UM superintendent responds to criticism

UPPER MERION – A number of outspoken parents of the Upper Merion Area School District (UMASD) have voiced concerns over the spending habits of its superintendent.

According to Superintendent Dr. Melissa Jamula, the school board approved raising the budget 13.28 percent since she took office in 2005. During the 2004-2005 school years, the budget was $67.4 million. Today it is close to $77 million.

The residents who spoke out to The Times Herald alleged reckless spending including creating job posts for close friends, promising lavish raises while simultaneously threatening to outsource jobs, such as the bus drivers.

Jamula sat down with The Times Herald Friday to clear up some “misconceptions” over the budget.

Maryann Glauner is an UMASD parent with a self-described “vested interested in the school district and community.” A mother with a child at Candlebrook Elementary School and another going into the high school, she told The Times Herald Jamula was spending her way into a state takeover of the district.

“The trend is that the administration and school board continue to be financially irresponsible by learning how to use the Act 1 exception to actually increase their spending,” said Glauner.

Pennsylvania’s Act 1, the Taxpayer Relief Act, was instituted in 2006. It places a cap on the degree to which a school board can raise property taxes.

“I think the public has been cheated because they did not heed the warning of Act 1 in 2006. They did not heed the warning of the reassessments in reference to our community because our taxes are 65 percent business-based. I applaud Governor Corbett for limiting the tax exceptions because it’s the only way to control (costs),” said Glauner.

Because of the large real estate tax base, given the King of Prussia Mall and surrounding office buildings, combined with the large workforce and earned income tax revenues, the UMASD has an advantage over many other less well-off school districts, such as Pottstown and Norristown.

Jamula started with Upper Merion in August 2005, having come from the Reading School District.

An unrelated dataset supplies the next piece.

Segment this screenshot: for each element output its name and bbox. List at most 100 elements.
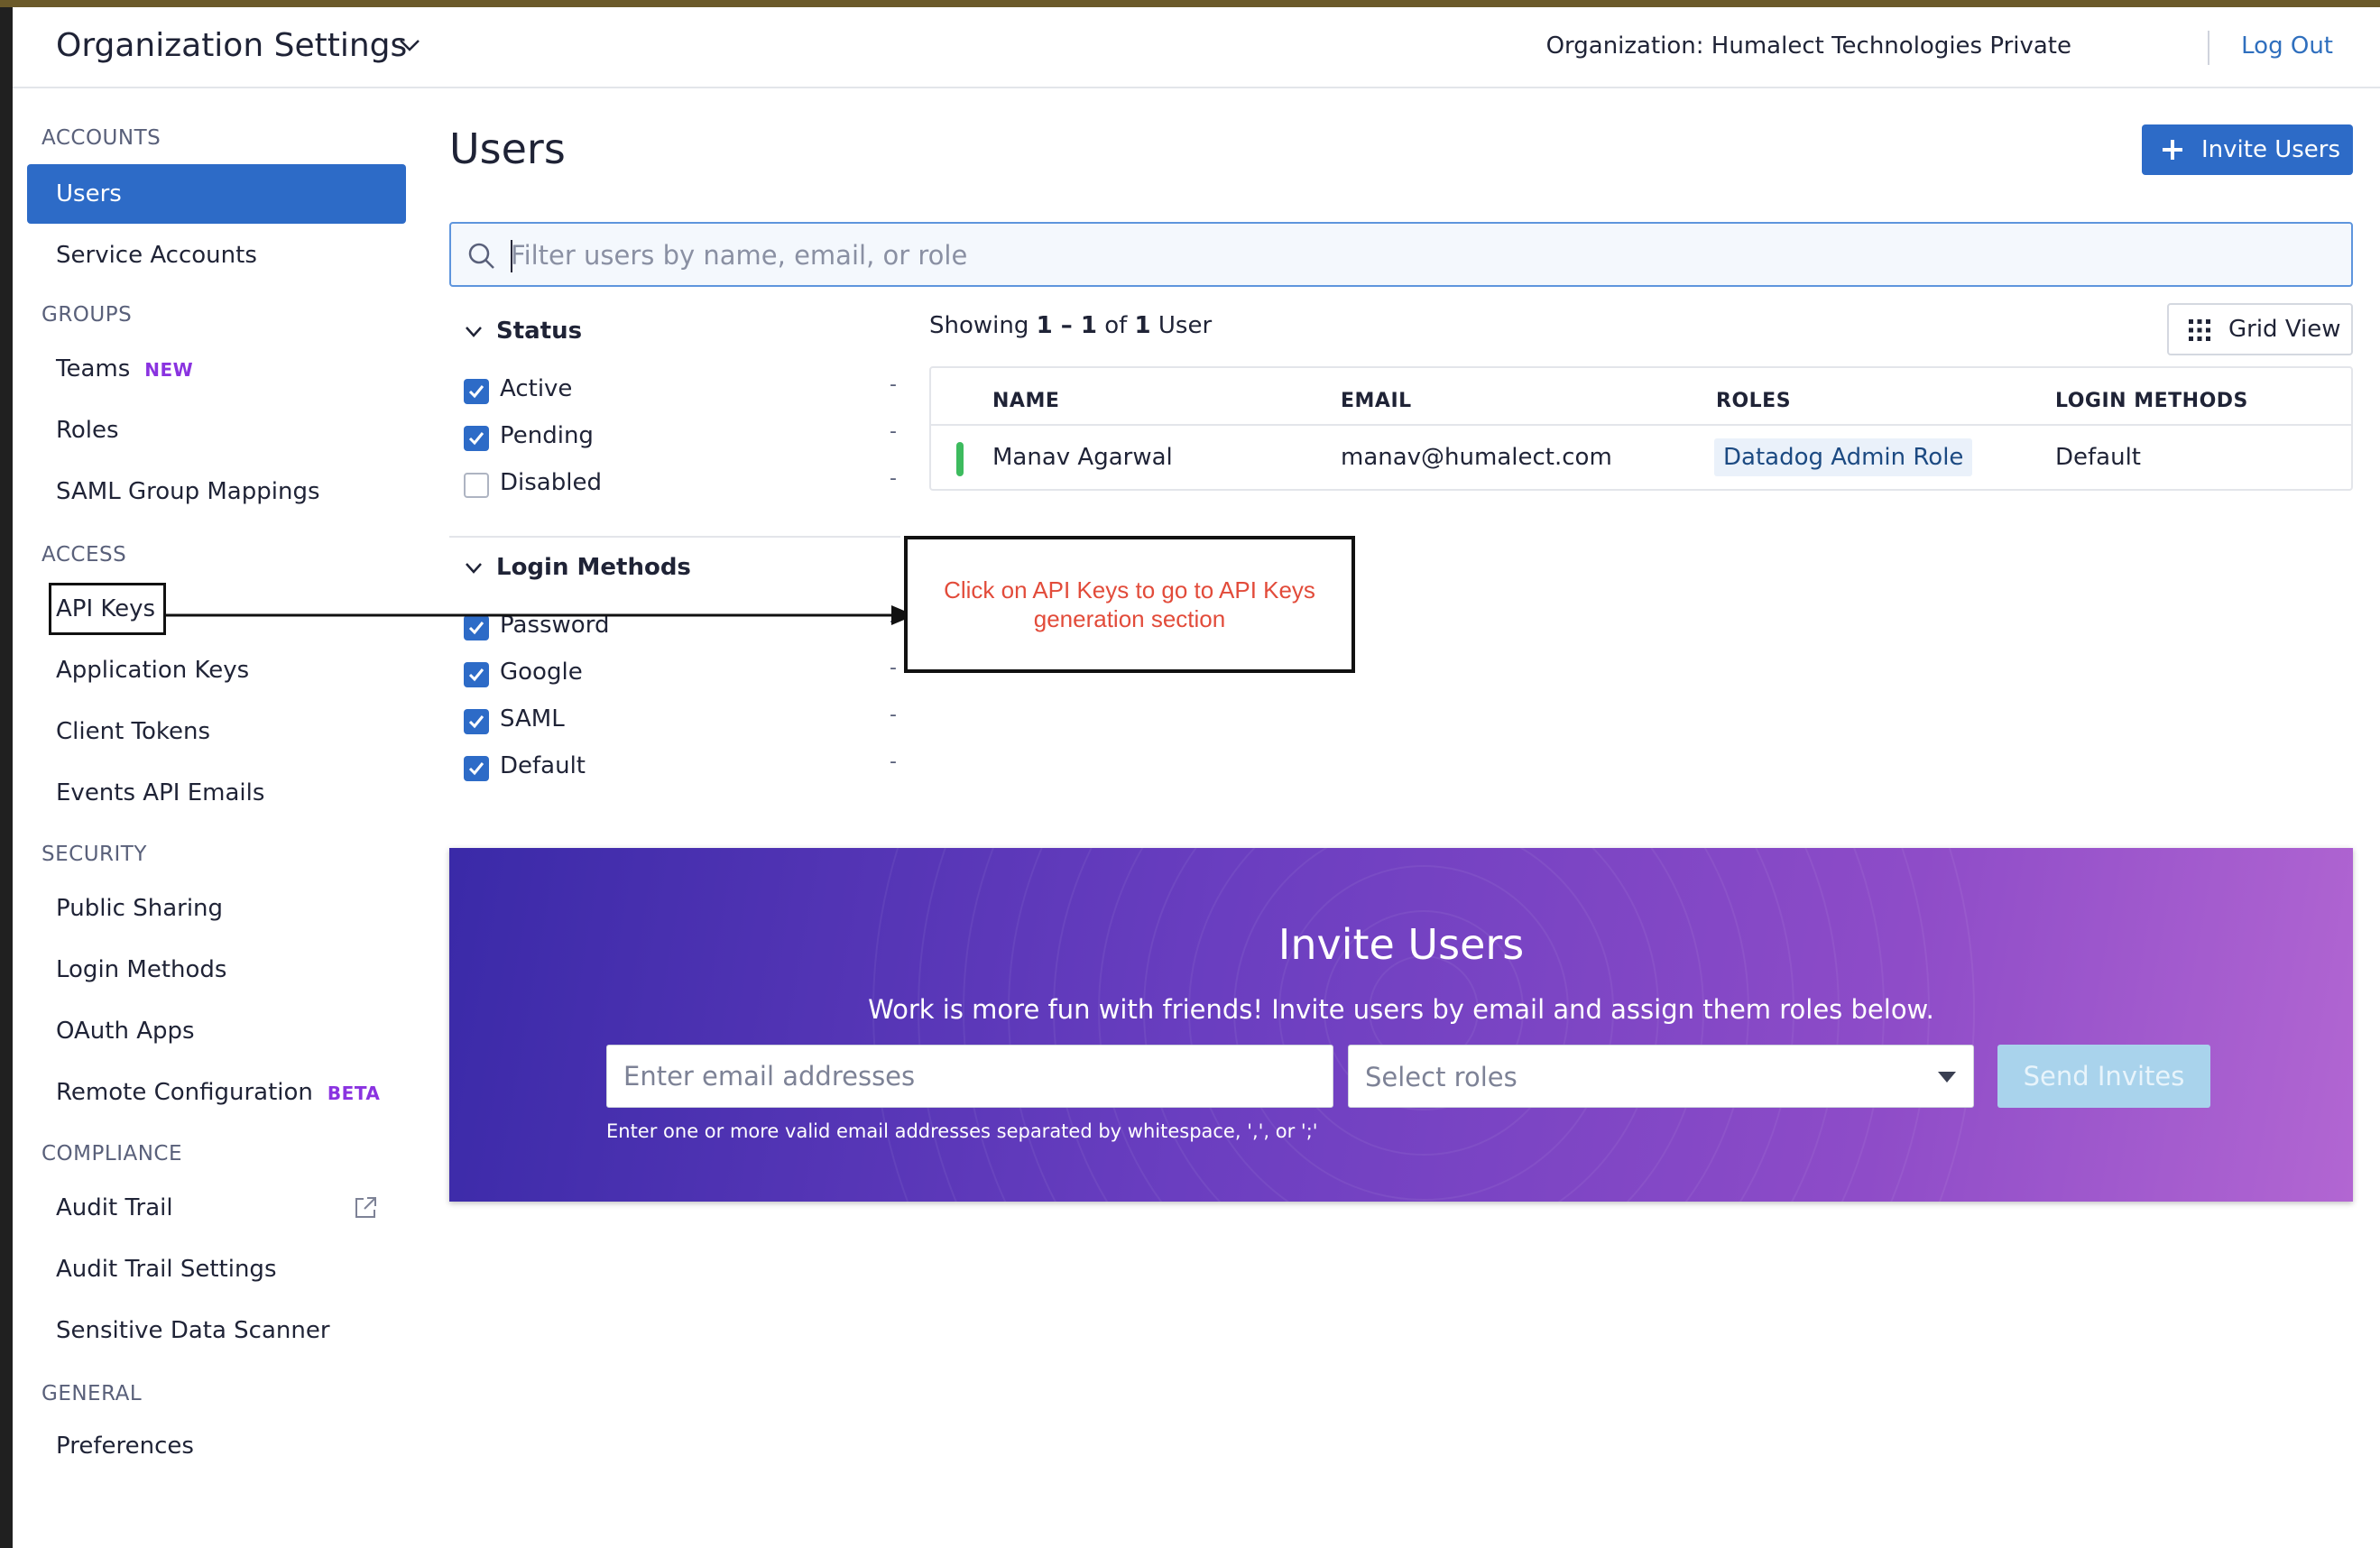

While she still maintains a house in Reading, she also has a condo in Upper Merion. Her current salary with the district is $199,782, after a one percent increase from last year.

“In good financial times, we’re the most blessed school district in the state,” said Jamula, citing the township’s 65 percent commercial tax initiatives, which is “unheard of” in neighboring townships.

“In this unprecedented financial time, it’s a particular challenge for Upper Merion because the commercial base saw a real decline,” she said.

In her time there, the district’s student population rose by 6 percent, between the 2006-07 and 2010-11 school years. Although Jamula said the district has already reduced its expenditures, it still has one of the lowest tax efforts in the Commonwealth.

Jamula said, of the 21 school districts in Montgomery County, Upper Merion ranks fifth in terms of highest spending per student. Glauner said the district can do better, comparing the district with spending as much as – if not more – per student than private schools.

“We pay the same amount per child that you could actually spend in giving the child a private school education, and I don’t believe the two are equivalent,” said Glauner.

“I don’t mind that my taxes are being increased,” said Glauner, referring to the 8 percent property tax increase the district recently approved, “because I understand our situation with the economy, the problem is that what they are spending it on and what they are doing. They are being financially irresponsible by promising hefty wage increases, while they know that the money won’t be there.”

Last year, Jamula’s longtime business manager, Jack Schank, retired. Rather than filling his position (there is one other business manager on staff) she divvied up his job responsibilities to two other, existing workers. Schank exited with a salary of $177,971.

From the 2009-2010 to the 2010-11 school year, Human Resources Director Michelle Longo received a 9 percent wage increase and Director of Operations, Fred Remelius received a 12.4 percent wage increase. Jamula said these increases were due to the fact Schank’s duties were absorbed by Longo and Remelius. Each now are paid $111,914 and $113,925, respectively.

This year, said Jamula, all staff across the board agreed to pay freezes.

“We are not out of line with other school districts in Montgomery County in what we spend,” said Jamula.

“With the convergence of so many negative factors, the economy tanking, the federal and state governments drastically cutting their support, school districts are going to see some Draconian measures to try to stay under the cap that Act 1 places upon you.”

A mom who asked not be identified, with a child in the middle school told The Times Herald,“The school board doesn’t seem to pay attention to what anyone says and seems to do what the administration tells them to do. I’m furious. As a resident and as a taxpayer, I’m furious with the administration and the board for allowing and presenting such lavish raises. I think the administration is truly being financially irresponsible.”

“I know nerves are on edge, tensions are high and people are going to disagree with some decisions we make,” said Jamula, addressing that issue.

“But I hope people realize we are well-intended, trying to be fiscally responsible. I hope we can have intelligent conversations about what’s best for the Upper Merion community.”